The order further directed the Mumbai-based firm to desist from diverting funds raised from the public.
After taking a note of the schemes run by RTSCL, Sebi started its investigation in June 2012, and after establishing that the company and its directors were running a CIS without having the regulatory approval to do so, the regulator passed an order on Monday. The order noted that the company had collected an aggregate of Rs 668 crore from a total of 3.68 lakh investors.
Running a time-share scheme — ‘Comfort Holiday Plan (CHP)’, the company offered an accommodation scheme along with providing an option to the subscribers to rent out or sell their holiday points earned in the scheme. The subscribers were also offered assured returns at the end of the scheme where through four different options it was offering a compounded annual return ranging between 11 and 13 per cent for an investment period of 4,5,6.5 and 9 years.
Sebi further established that the scheme was meant to generate profits for investors and the money was pooled for the purpose of providing holiday facility or compensation and, therefore, it fulfilled all the criteria of a collective investment scheme. The directors of the firm, against whom the order has been served are — Omprakash Basantlal Goenka, Prakash Ganpat Utekar, Venkatraman Natrajan and Narayan Shivram Kotnis.

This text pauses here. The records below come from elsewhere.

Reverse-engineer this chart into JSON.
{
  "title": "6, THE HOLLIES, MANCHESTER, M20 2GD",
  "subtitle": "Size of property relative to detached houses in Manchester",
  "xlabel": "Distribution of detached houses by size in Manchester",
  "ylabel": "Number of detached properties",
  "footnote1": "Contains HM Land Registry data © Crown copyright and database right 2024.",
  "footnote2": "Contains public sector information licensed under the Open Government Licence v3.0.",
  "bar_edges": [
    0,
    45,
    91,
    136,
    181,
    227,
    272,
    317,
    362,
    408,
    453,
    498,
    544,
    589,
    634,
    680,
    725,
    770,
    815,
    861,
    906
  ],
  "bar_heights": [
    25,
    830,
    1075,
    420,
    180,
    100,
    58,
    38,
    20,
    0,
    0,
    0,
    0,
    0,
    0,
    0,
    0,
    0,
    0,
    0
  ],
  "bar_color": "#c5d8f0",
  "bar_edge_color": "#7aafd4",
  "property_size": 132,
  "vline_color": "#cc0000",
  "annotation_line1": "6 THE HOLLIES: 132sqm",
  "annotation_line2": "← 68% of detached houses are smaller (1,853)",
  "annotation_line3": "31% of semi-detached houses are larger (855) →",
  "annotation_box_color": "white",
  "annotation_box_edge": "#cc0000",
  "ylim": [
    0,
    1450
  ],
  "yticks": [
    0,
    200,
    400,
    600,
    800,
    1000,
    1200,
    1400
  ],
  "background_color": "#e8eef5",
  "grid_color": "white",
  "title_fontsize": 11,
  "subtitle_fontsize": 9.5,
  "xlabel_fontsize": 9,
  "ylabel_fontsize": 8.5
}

“The mobilisation of funds by RTSCL under its various plans including the CHP, with a promise of assured returns, when considered in light of the other features of the CHP as well as other holidays plans offered by RTSCL ... prima facie falls within the ambit of ‘collective investment scheme’ as defined under Section 11AA of the SEBI Act,” said the order passed by S Raman, whole-time member at Sebi.